Tabuleiro que está no museu |
Lá, eles comemoraram o sucesso e o aniversário de Biggs com charutos, bebidas e uma partida de Banco Imobiliário com as notas recém-roubadas. Mas os caras deixaram uma "brecha" comparável com a da Portuguesa no Brasileirão de 2013 (que escalou jogador irregular e, por isso, pode ir pra Série B): na manhã seguinte, deixaram o local após pagarem 28 mil libras a um cúmplice, para que limpasse qualquer vestígio, mas o manguaça fez um serviço beeeem porco. Assim, a polícia encontrou digitais de quase todos eles nas peças do jogo, em revistas e talheres utilizados no local (o tabuleiro do Banco Imobiliário usado por eles virou peça de arte no Museu Thames Valley Police). Preso rapidamente e condenado a 30 anos de reclusão, Biggs escapou do presídio de Wandsworth em 1965, ao pular o muro com uma corda de pano e fugir em uma caminhonete. Depois, fugiu para Paris, comprou um passaporte falso e fez uma cirurgia plástica - o que indica explicitamente que, para conseguir fazer tudo isso, ele ainda detinha (boa) parte do dinheiro roubado e meios para movimentá-lo.
Biggs e Mike, o filho brasileiro |
Dizem que, nesse meio tempo, passou ainda por Bélgica e Panamá. Em 1970, mudou-se para Adelaide, na Austrália, com a família que havia formado antes do assalto - mulher e três filhos. Tranquilamente, trabalhou na montagem de cenários no Channel 10, até que um repórter o reconheceu.
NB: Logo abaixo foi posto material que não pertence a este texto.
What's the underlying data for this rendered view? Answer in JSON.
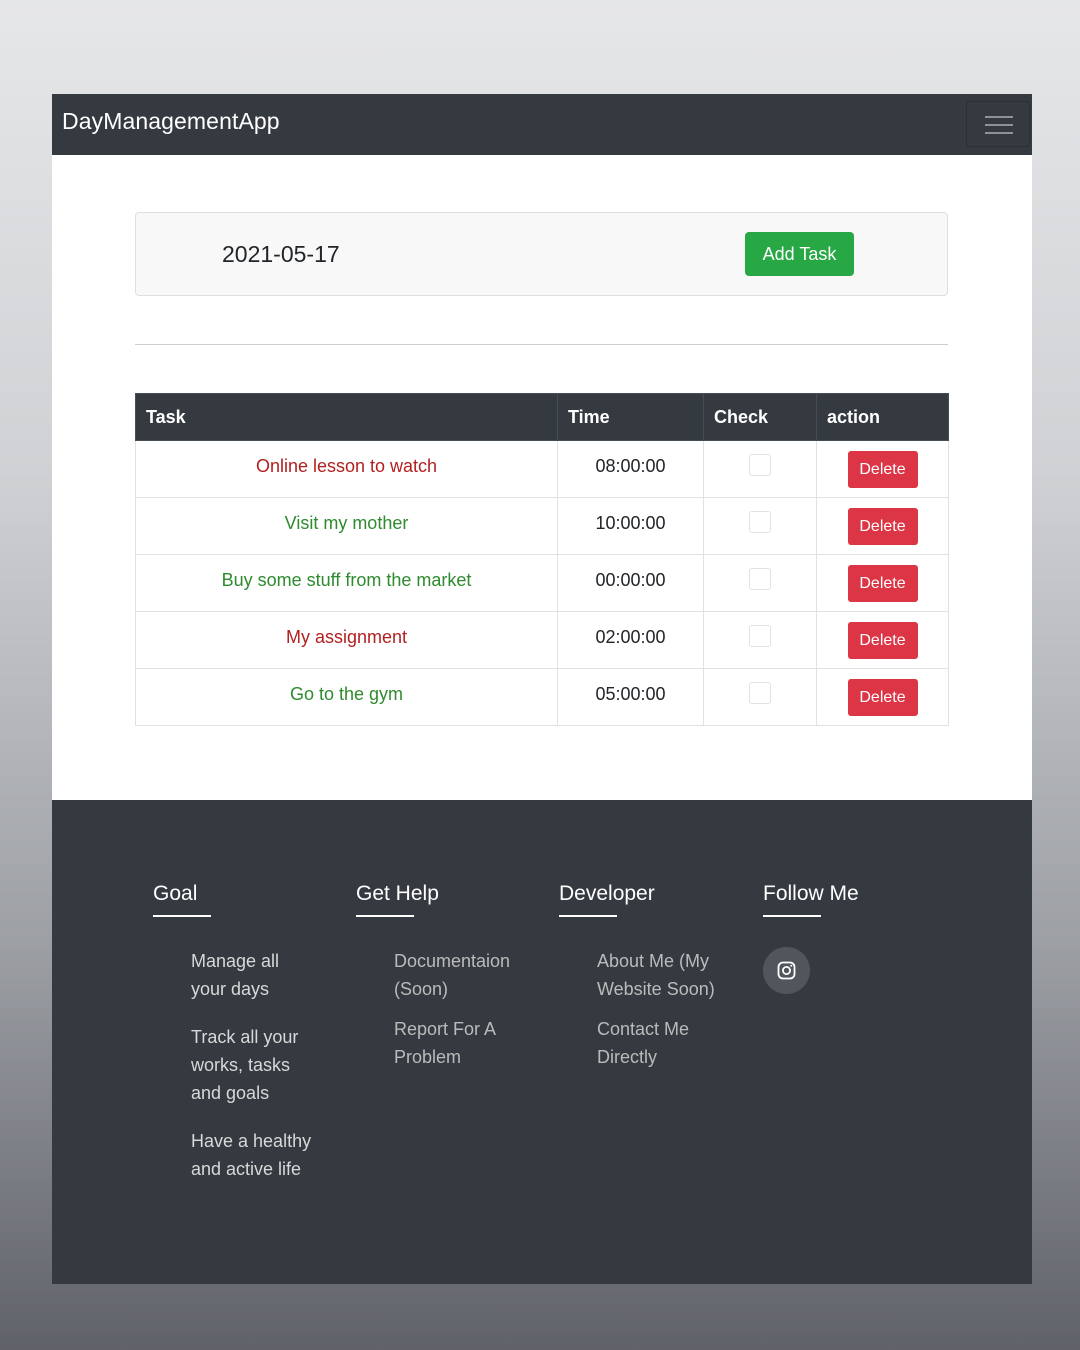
{
  "navbar": {
    "brand": "DayManagementApp",
    "toggler_icon": "hamburger-menu-icon"
  },
  "date_card": {
    "date": "2021-05-17",
    "add_label": "Add Task"
  },
  "table": {
    "headers": [
      "Task",
      "Time",
      "Check",
      "action"
    ],
    "rows": [
      {
        "task": "Online lesson to watch",
        "time": "08:00:00",
        "status_color": "#b21f1f",
        "checked": false,
        "delete_label": "Delete"
      },
      {
        "task": "Visit my mother",
        "time": "10:00:00",
        "status_color": "#2e8b2e",
        "checked": false,
        "delete_label": "Delete"
      },
      {
        "task": "Buy some stuff from the market",
        "time": "00:00:00",
        "status_color": "#2e8b2e",
        "checked": false,
        "delete_label": "Delete"
      },
      {
        "task": "My assignment",
        "time": "02:00:00",
        "status_color": "#b21f1f",
        "checked": false,
        "delete_label": "Delete"
      },
      {
        "task": "Go to the gym",
        "time": "05:00:00",
        "status_color": "#2e8b2e",
        "checked": false,
        "delete_label": "Delete"
      }
    ]
  },
  "footer": {
    "goal": {
      "title": "Goal",
      "items": [
        "Manage all your days",
        "Track all your works, tasks and goals",
        "Have a healthy and active life"
      ]
    },
    "help": {
      "title": "Get Help",
      "items": [
        "Documentaion (Soon)",
        "Report For A Problem"
      ]
    },
    "developer": {
      "title": "Developer",
      "items": [
        "About Me (My Website Soon)",
        "Contact Me Directly"
      ]
    },
    "follow": {
      "title": "Follow Me",
      "icon": "instagram-icon"
    }
  },
  "colors": {
    "navbar": "#343a40",
    "success": "#28a745",
    "danger": "#dc3545"
  }
}
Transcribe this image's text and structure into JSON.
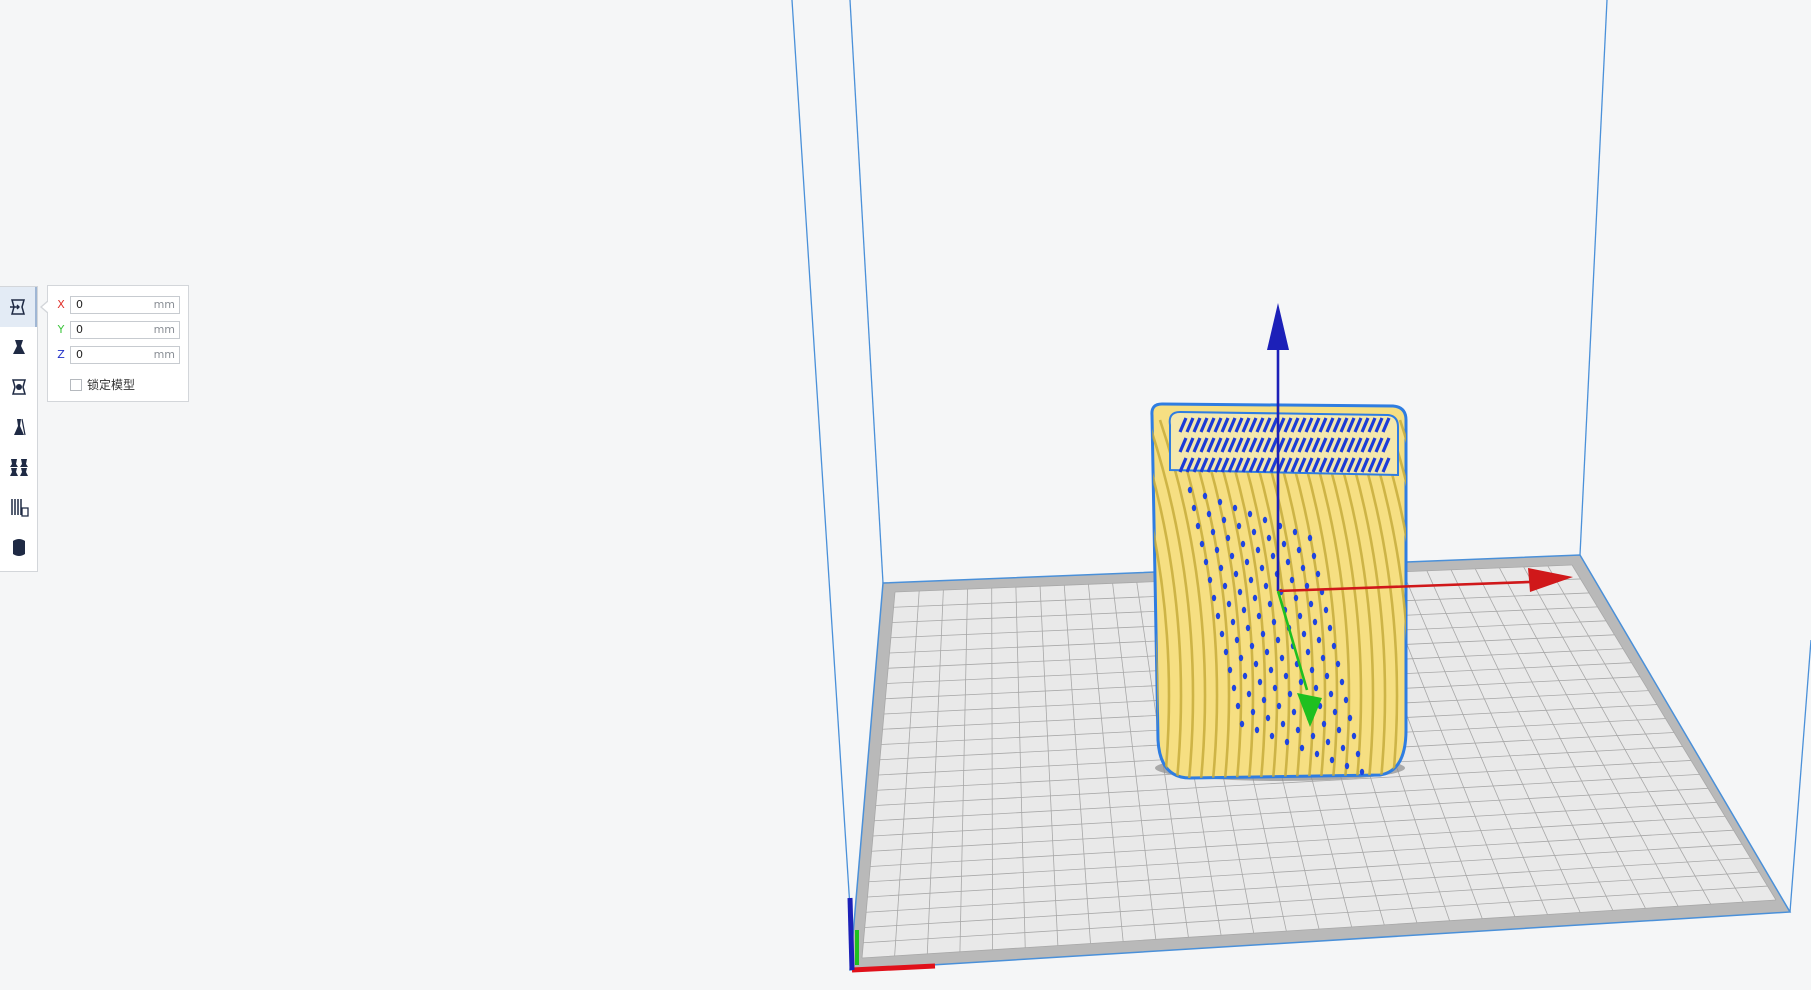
{
  "toolbar": {
    "tools": [
      {
        "name": "move",
        "icon": "move-icon",
        "active": true
      },
      {
        "name": "scale",
        "icon": "scale-icon",
        "active": false
      },
      {
        "name": "rotate",
        "icon": "rotate-icon",
        "active": false
      },
      {
        "name": "mirror",
        "icon": "mirror-icon",
        "active": false
      },
      {
        "name": "per-model-settings",
        "icon": "per-model-settings-icon",
        "active": false
      },
      {
        "name": "support-blocker",
        "icon": "support-blocker-icon",
        "active": false
      },
      {
        "name": "cylinder",
        "icon": "cylinder-icon",
        "active": false
      }
    ]
  },
  "move_panel": {
    "x": {
      "label": "X",
      "value": "0",
      "unit": "mm",
      "color": "#e0312b"
    },
    "y": {
      "label": "Y",
      "value": "0",
      "unit": "mm",
      "color": "#3ac43a"
    },
    "z": {
      "label": "Z",
      "value": "0",
      "unit": "mm",
      "color": "#2131c8"
    },
    "lock_model": {
      "label": "锁定模型",
      "checked": false
    }
  },
  "scene": {
    "model_color": "#f5e27e",
    "model_outline_color": "#2f7de1",
    "build_volume_color": "#4a90d9",
    "axis_colors": {
      "x": "#d0181a",
      "y": "#1fc01f",
      "z": "#1c20b8"
    }
  }
}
Daí, fugiu para Melbourne, permanecendo ali por algum tempo antes de escapulir para o Brasil no mesmo ano - e deixando toda a família para trás (em 1971, seu filho Nicholas, de 10 anos, morreria em um acidente de carro). Em 1974, Biggs foi flagrado por um repórter do jornal Daily Express no Rio de Janeiro, a partir de informações da Scotland Yard. Porém, não havia compromissos ou tratados de extradição firmados entre Brasil e Inglaterra e a então namorada do assaltante, Raimunda de Castro, estava grávida, situação que impedia a expulsão, segundo nossa legislação. O filho brasileiro, Michael, ficaria famoso no início da década seguinte como Mike, um dos integrantes do grupo musical infantil Balão Mágico, junto com Simony, Tob e Jairzinho.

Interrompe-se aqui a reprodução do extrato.